In many ways Check Your Head is a more innovative record than Paul’s Boutique, which took the established methodology of hip-hop beat-making, and elevated its complexity and its expressive precision. On Check Your Head they chose to do things that aren’t done at all in hip-hop—perhaps appropriately, given that three middle-class kids of Jewish and Catholic origin weren’t supposed to be doing this at all either. The hip-hop community, by and large, didn’t care that they didn’t fit the mould, and Check Your Head was well-received irrespective of its inclusion of hand-made instrumental tracks, and elements of the frenetic hardcore punk which Beastie Boys had been purveying before they turned their attention to rap.

They pick up instruments for this album, but they are mainly put to use performing bouncy jazz-funk beats, with the assistance of Money Mark’s deep-in-the-pocket keyboards. This is a genre which audiences are used to hearing performed by extremely slick and refined professional instrumentalists, but these simple arrangements, realised with the Boys’ loose and informal playing, have irresistibly deep grooves—they combine a funk aesthetic with a punk ethic. And then, at times, they just let rip with the punk rock. None of this is anything that people expected to hear on any kind of a mainstream, commercial record, hip-hop or otherwise, but the Beastie Boys just do whatever the hell they want, clearly having a fantastic time, and probably not that bothered about just how much money they made, as long as they could keep getting paid to have a huge amount of fun.

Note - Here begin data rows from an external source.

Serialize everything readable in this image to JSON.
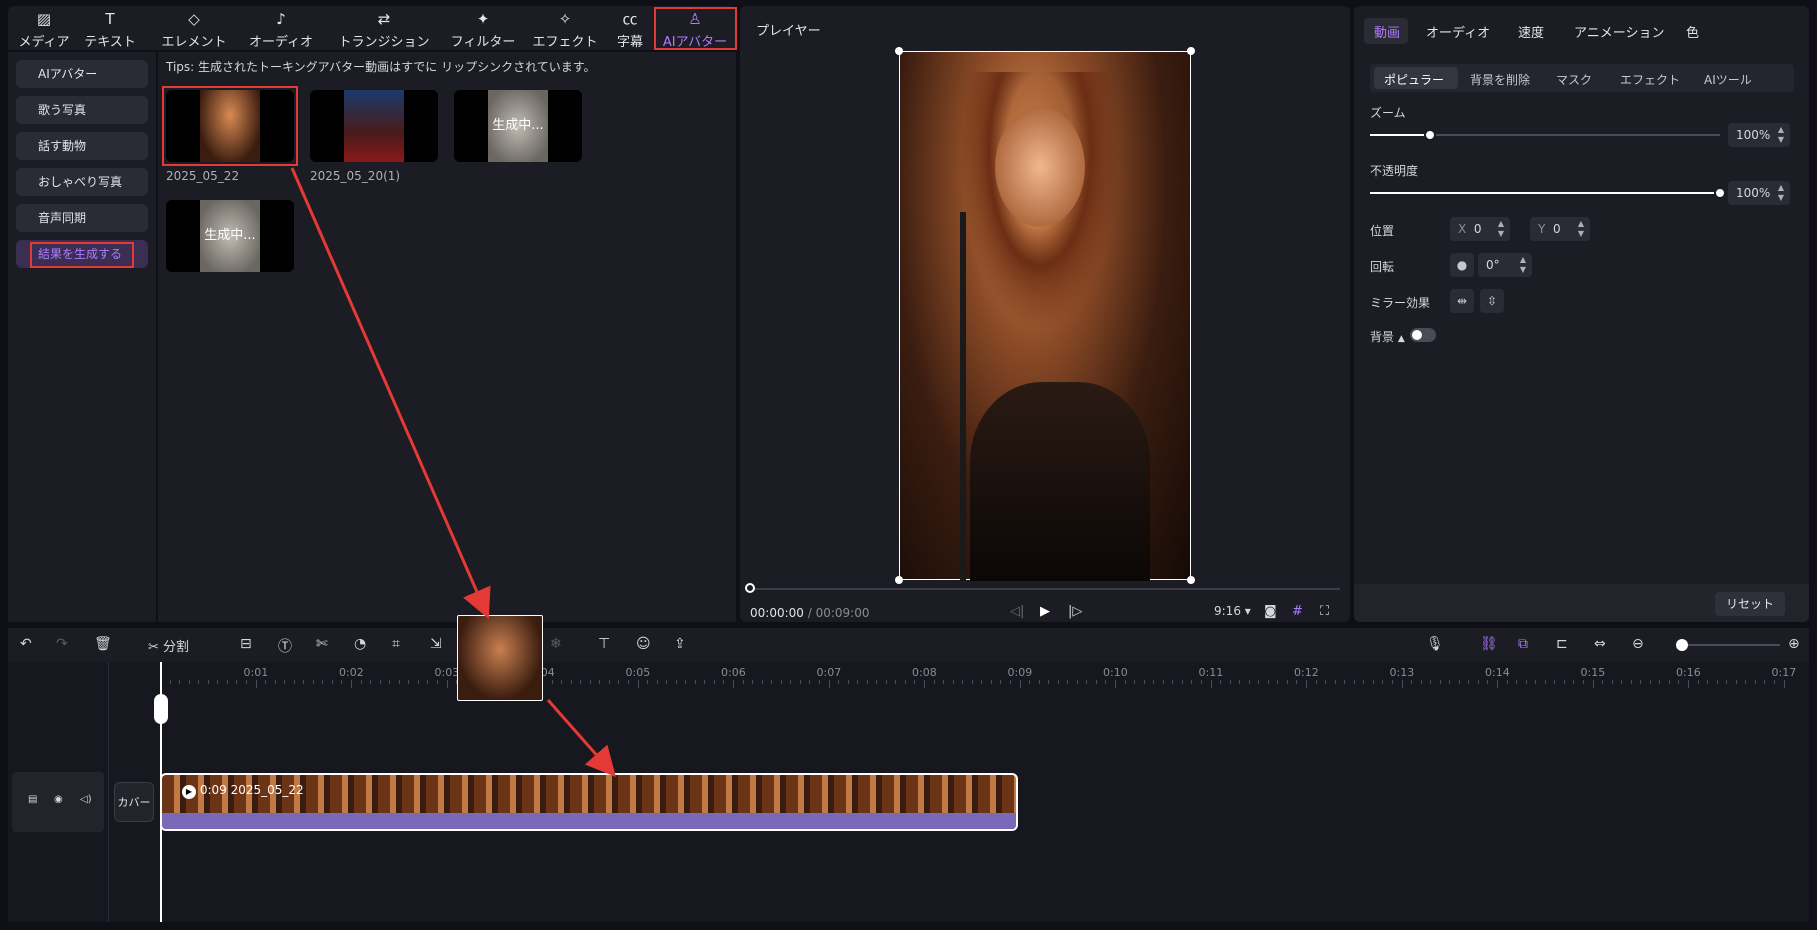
{
  "top_tabs": [
    {
      "label": "メディア",
      "icon": "media-icon"
    },
    {
      "label": "テキスト",
      "icon": "text-icon"
    },
    {
      "label": "エレメント",
      "icon": "element-icon"
    },
    {
      "label": "オーディオ",
      "icon": "audio-icon"
    },
    {
      "label": "トランジション",
      "icon": "transition-icon"
    },
    {
      "label": "フィルター",
      "icon": "filter-icon"
    },
    {
      "label": "エフェクト",
      "icon": "effect-icon"
    },
    {
      "label": "字幕",
      "icon": "caption-icon"
    },
    {
      "label": "AIアバター",
      "icon": "ai-avatar-icon"
    }
  ],
  "sidebar": {
    "items": [
      "AIアバター",
      "歌う写真",
      "話す動物",
      "おしゃべり写真",
      "音声同期",
      "結果を生成する"
    ]
  },
  "media": {
    "tips": "Tips:  生成されたトーキングアバター動画はすでに リップシンクされています。",
    "thumbs": [
      {
        "label": "2025_05_22"
      },
      {
        "label": "2025_05_20(1)"
      },
      {
        "label": "",
        "status": "生成中..."
      },
      {
        "label": "",
        "status": "生成中..."
      }
    ]
  },
  "player": {
    "title": "プレイヤー",
    "current_time": "00:00:00",
    "separator": " / ",
    "total_time": "00:09:00",
    "aspect": "9:16"
  },
  "props": {
    "tabs": [
      "動画",
      "オーディオ",
      "速度",
      "アニメーション",
      "色"
    ],
    "sub_tabs": [
      "ポピュラー",
      "背景を削除",
      "マスク",
      "エフェクト",
      "AIツール"
    ],
    "zoom_label": "ズーム",
    "zoom_value": "100%",
    "zoom_fraction": 0.17,
    "opacity_label": "不透明度",
    "opacity_value": "100%",
    "opacity_fraction": 1.0,
    "position_label": "位置",
    "x_label": "X",
    "x_value": "0",
    "y_label": "Y",
    "y_value": "0",
    "rotation_label": "回転",
    "rotation_value": "0°",
    "mirror_label": "ミラー効果",
    "background_label": "背景",
    "reset_label": "リセット"
  },
  "timeline": {
    "split_label": "分割",
    "ruler": [
      "0:01",
      "0:02",
      "0:03",
      "0:04",
      "0:05",
      "0:06",
      "0:07",
      "0:08",
      "0:09",
      "0:10",
      "0:11",
      "0:12",
      "0:13",
      "0:14",
      "0:15",
      "0:16",
      "0:17"
    ],
    "cover_label": "カバー",
    "clip_label": "0:09 2025_05_22"
  },
  "colors": {
    "accent": "#b07cff",
    "highlight": "#e53935"
  }
}
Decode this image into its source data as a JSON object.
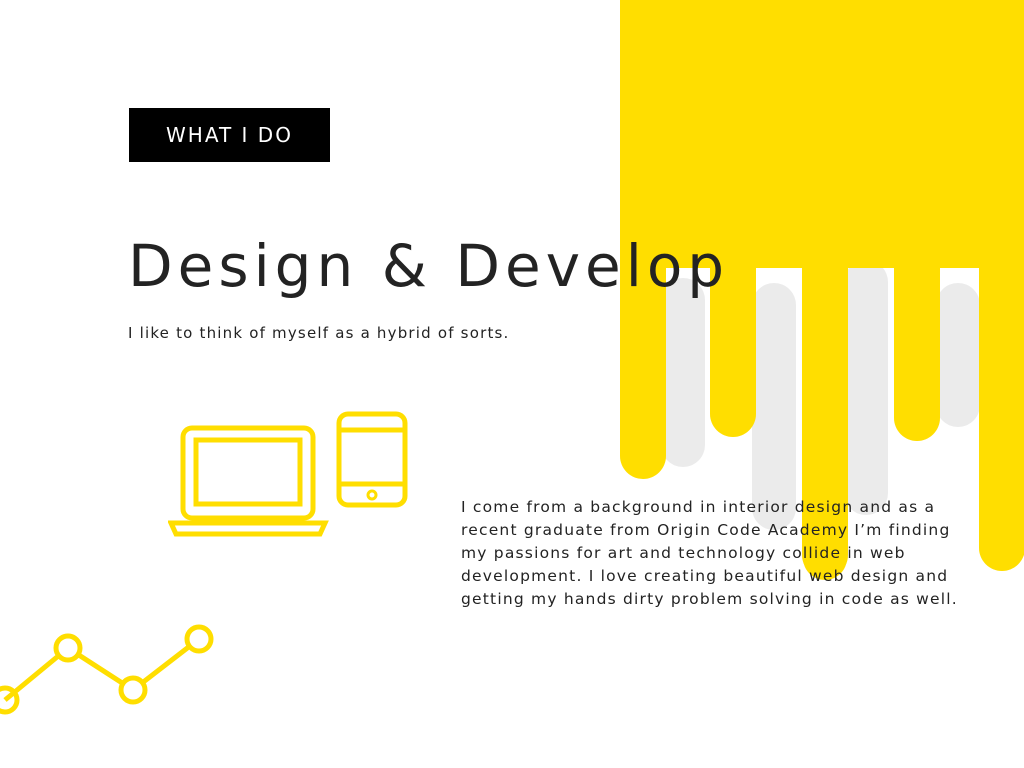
{
  "section": {
    "badge": "WHAT I DO"
  },
  "hero": {
    "title": "Design & Develop",
    "tagline": "I like to think of myself as a hybrid of sorts."
  },
  "about": {
    "body": "I come from a background in interior design and as a recent graduate from Origin Code Academy I’m finding my passions for art and technology collide in web development. I love creating beautiful web design and getting my hands dirty problem solving in code as well."
  },
  "icons": {
    "devices": "laptop-tablet-icon",
    "graph": "line-graph-icon",
    "decor": "yellow-drip-decoration"
  },
  "colors": {
    "accent": "#FFDE00",
    "drip_shadow": "#EBEBEB",
    "badge_background": "#000000",
    "badge_text": "#FFFFFF",
    "text": "#232323",
    "background": "#FFFFFF"
  }
}
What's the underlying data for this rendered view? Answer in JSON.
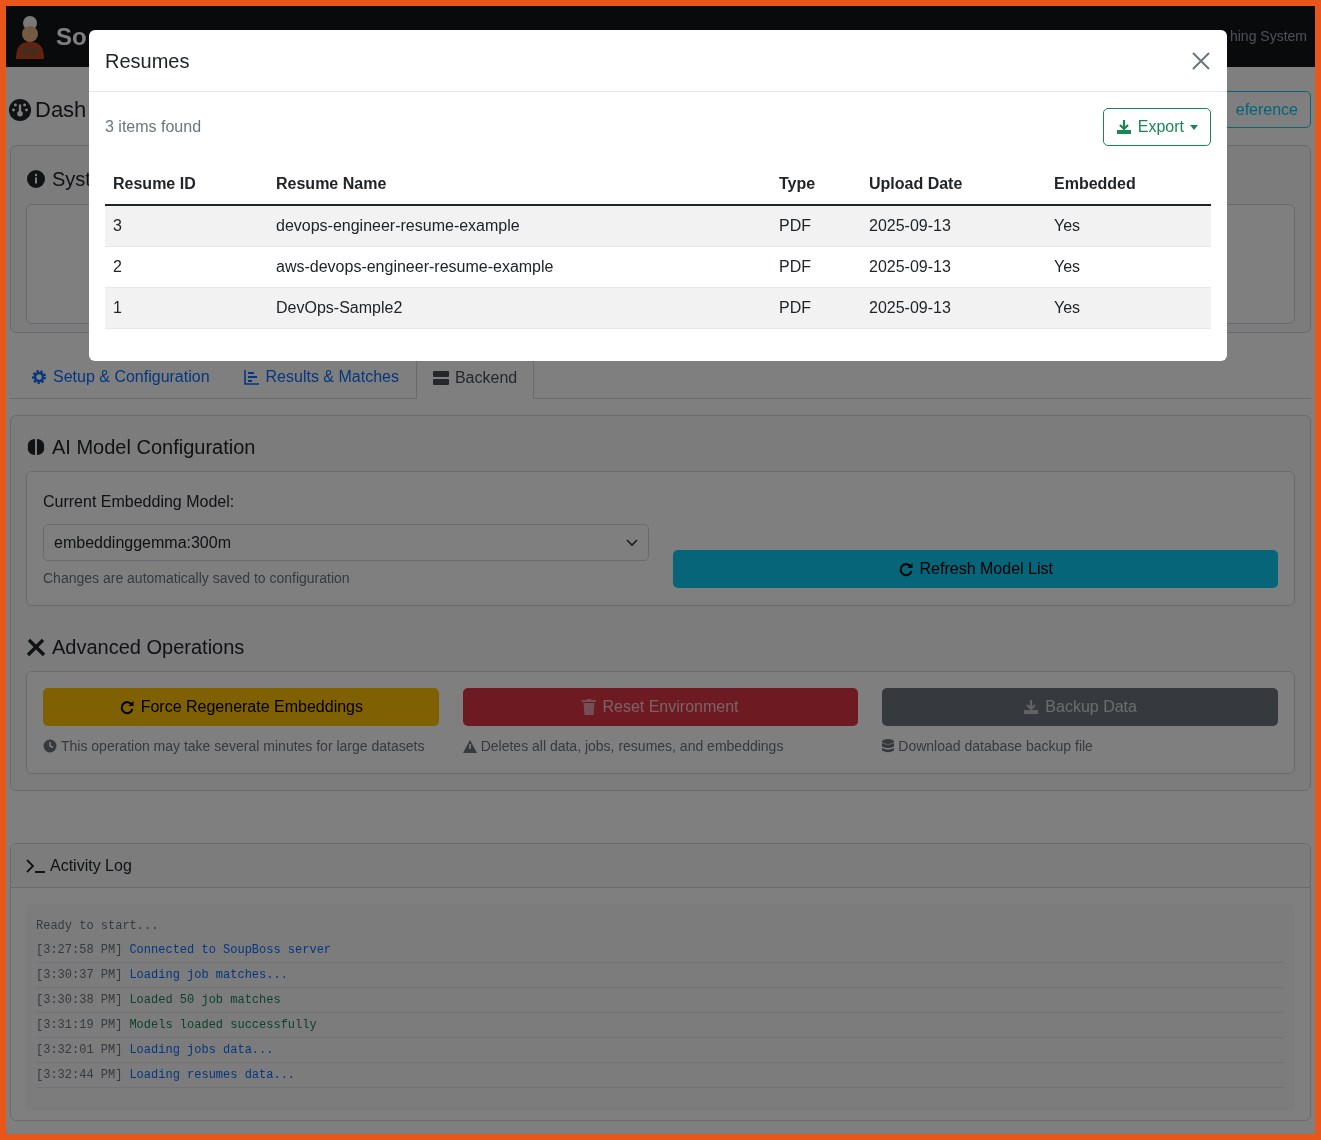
{
  "navbar": {
    "brand": "So",
    "tagline": "hing System"
  },
  "dashboard": {
    "title": "Dash",
    "reference_button": "eference",
    "system_card_title": "Syst"
  },
  "tabs": [
    {
      "label": "Setup & Configuration",
      "selected": false
    },
    {
      "label": "Results & Matches",
      "selected": false
    },
    {
      "label": "Backend",
      "selected": true
    }
  ],
  "ai_model": {
    "title": "AI Model Configuration",
    "label": "Current Embedding Model:",
    "value": "embeddinggemma:300m",
    "help": "Changes are automatically saved to configuration",
    "refresh_button": "Refresh Model List"
  },
  "advanced": {
    "title": "Advanced Operations",
    "operations": [
      {
        "kind": "warning",
        "button": "Force Regenerate Embeddings",
        "note": "This operation may take several minutes for large datasets"
      },
      {
        "kind": "danger",
        "button": "Reset Environment",
        "note": "Deletes all data, jobs, resumes, and embeddings"
      },
      {
        "kind": "dark",
        "button": "Backup Data",
        "note": "Download database backup file"
      }
    ]
  },
  "activity_log": {
    "title": "Activity Log",
    "entries": [
      {
        "kind": "plain",
        "message": "Ready to start..."
      },
      {
        "kind": "info",
        "time": "[3:27:58 PM]",
        "message": "Connected to SoupBoss server"
      },
      {
        "kind": "info",
        "time": "[3:30:37 PM]",
        "message": "Loading job matches..."
      },
      {
        "kind": "success",
        "time": "[3:30:38 PM]",
        "message": "Loaded 50 job matches"
      },
      {
        "kind": "success",
        "time": "[3:31:19 PM]",
        "message": "Models loaded successfully"
      },
      {
        "kind": "info",
        "time": "[3:32:01 PM]",
        "message": "Loading jobs data..."
      },
      {
        "kind": "info",
        "time": "[3:32:44 PM]",
        "message": "Loading resumes data..."
      }
    ]
  },
  "modal": {
    "title": "Resumes",
    "count": "3 items found",
    "export_button": "Export",
    "columns": [
      "Resume ID",
      "Resume Name",
      "Type",
      "Upload Date",
      "Embedded"
    ],
    "rows": [
      [
        "3",
        "devops-engineer-resume-example",
        "PDF",
        "2025-09-13",
        "Yes"
      ],
      [
        "2",
        "aws-devops-engineer-resume-example",
        "PDF",
        "2025-09-13",
        "Yes"
      ],
      [
        "1",
        "DevOps-Sample2",
        "PDF",
        "2025-09-13",
        "Yes"
      ]
    ]
  }
}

This record completely passed me by at the time of its 1992 release, a period of my life when I was more interested in investigating what the flower-children had been listening to in 1967, so there is no nostalgia value in it for me. Now I’m fifty years old a lot of the humour on the record is the kind I’ll smile at indulgently, recalling when I used to find that shit amusing, rather than anything I’ll guffaw out loud at, but I’m not immune to the charm of a bunch of irreverent young guys taking the piss out of absolutely anything that’s not nailed down. Some of the lyrics are more serious in intent as well, and there is a great deal of linguistic agility involved, wherever they’re pitching it. For me the greatest pleasure is to be had from the booty-shaking beats, like those found in ‘Professor Booty’, and the instrumental that follows it, ‘In 3’s’ (how I hate that misplaced apostrophe, though). I think a lot of people might find a limit to the level of exposure at which they can consistently enjoy this album, but I have been thoroughly entertained every time I’ve spun it.